The KKL pictured at the start of the festival. Nouvel’s design brought the lake into the building

Tolstoy loved it, Queen Victoria did too, Wagner got through a chunk of an opera here and Mark Twain was on a positive high wandering the streets. Where is this? Lucerne: a postcard-perfect Swiss lakeside town, tucked into the Alps within easy reach of Italy, Austria, France and Germany.

Right now, it is home to the greatest music-makers in the world - Vladimir Ashkenazy, Riccardo Chailly, Anne-Sophie Mutter, Simon Rattle, Gustavo Dudamel, Mariss Jansons and Claudio Abbado.

The Lucerne Festival - ending this year on September 5 - began in 1938, when the legendary conductor Arturo Toscanini decided to break free from the Salzburg Festival.

He also wanted to create a platform for musicians, many of them Jewish, who weren't getting gigs. The irony is that his first concert took place in the garden of Richard Wagner's villa, a small boat ride from Lucerne, following weeks of checking that overhead planes, boats, storms and giggly children would not affect the acoustics.

The waterway system is like something out of Eliot’s Mill on the Floss

No such problem for concert-goers today; Lucerne is now home to one of the finest and most inspiring concert halls in the world. Even if you don't like music it's worth the trip to see that.

Designed by French architect Jean Nouvel, who also renovated Lyon's Opera House, the Culture and Convention Centre - KKL - also houses the Lucerne Art Museum, three restaurants, a second theatre and endless large courtyards and terraces specifically 'cut out' to frame the views.

The KKL even contains part of Lake Lucerne. Having failed to have his original plan approved, which sought to put the concert hall on the lake, Nouvel had to bring the lake into the building.

When the hall opened eight years ago, several spectators fell in to the little pools of water on the ground floor. Benches have been placed around them now.

The hall itself is breathtaking, in terms of acoustics and presentation.
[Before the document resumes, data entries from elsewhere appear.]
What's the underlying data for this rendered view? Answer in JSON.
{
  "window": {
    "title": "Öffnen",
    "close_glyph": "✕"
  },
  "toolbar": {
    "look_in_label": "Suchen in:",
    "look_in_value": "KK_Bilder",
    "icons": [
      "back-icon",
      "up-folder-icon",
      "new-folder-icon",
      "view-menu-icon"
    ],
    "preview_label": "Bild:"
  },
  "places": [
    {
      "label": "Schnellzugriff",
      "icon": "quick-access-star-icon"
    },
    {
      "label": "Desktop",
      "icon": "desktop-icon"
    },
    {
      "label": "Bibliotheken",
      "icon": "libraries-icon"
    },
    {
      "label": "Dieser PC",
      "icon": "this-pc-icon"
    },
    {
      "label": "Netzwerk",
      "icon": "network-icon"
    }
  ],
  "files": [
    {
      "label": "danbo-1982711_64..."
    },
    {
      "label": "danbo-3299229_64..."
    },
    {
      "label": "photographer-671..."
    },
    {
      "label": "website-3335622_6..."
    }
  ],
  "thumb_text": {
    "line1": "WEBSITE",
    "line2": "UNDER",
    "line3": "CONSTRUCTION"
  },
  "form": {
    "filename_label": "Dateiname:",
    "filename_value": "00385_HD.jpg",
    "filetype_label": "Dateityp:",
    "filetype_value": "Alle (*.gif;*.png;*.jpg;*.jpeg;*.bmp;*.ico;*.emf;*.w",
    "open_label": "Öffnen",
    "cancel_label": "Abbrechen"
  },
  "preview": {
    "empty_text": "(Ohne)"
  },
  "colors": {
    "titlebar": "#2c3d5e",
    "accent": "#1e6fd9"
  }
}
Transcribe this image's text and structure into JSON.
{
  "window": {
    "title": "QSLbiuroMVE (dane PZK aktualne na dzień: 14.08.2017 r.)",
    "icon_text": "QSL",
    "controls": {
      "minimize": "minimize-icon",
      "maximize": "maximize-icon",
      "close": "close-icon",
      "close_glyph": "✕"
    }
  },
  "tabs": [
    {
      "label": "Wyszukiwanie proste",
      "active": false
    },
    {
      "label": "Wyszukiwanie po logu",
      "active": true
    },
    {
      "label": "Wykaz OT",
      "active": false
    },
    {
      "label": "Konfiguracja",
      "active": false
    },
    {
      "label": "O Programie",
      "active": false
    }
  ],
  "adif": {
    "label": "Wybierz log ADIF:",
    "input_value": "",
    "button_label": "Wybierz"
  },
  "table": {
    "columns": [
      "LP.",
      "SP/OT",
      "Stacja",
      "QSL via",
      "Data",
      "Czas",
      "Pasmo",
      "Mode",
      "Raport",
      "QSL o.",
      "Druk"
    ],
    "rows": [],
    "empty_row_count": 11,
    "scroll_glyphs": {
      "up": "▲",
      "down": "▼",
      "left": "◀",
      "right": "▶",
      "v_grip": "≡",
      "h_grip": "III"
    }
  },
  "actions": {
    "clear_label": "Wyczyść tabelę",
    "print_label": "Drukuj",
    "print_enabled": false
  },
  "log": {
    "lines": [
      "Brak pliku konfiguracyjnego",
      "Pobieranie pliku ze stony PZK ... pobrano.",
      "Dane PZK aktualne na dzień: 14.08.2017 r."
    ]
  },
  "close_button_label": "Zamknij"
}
La Salle Blanche gets its name from the chalky white tiles tiered on top of each other like a wedding cake, supported by a naval colour scheme of navy and plum.

The hot tickets at this year's festival are Mariss Jansons with the Royal Concertgebouw Orchestra, Simon Rattle with the Berliner Philharmoniker, Gustavo Dudamel leading the Vienna Philharmonic and Riccardo Chailly with his Leipzig Gewandhaus Orchestra.

Tickets go quickly. These are the Oscars of the classical world, so it might be wiser to look at the Festival's two other concert series', the Piano Festival (November 22-28) and the Easter Festival (April 9-17).

A UK Friends of the Lucerne Festival has just been set up. Bolshoi presenter Lilian Hochhauser is on the board and the chairman is M&C Saatchi's chief executive, David Kershaw.

Apart from the lake, the location and the architecture, people come for a fix of Maestro Claudio Abbado, the greatest living conductor we have.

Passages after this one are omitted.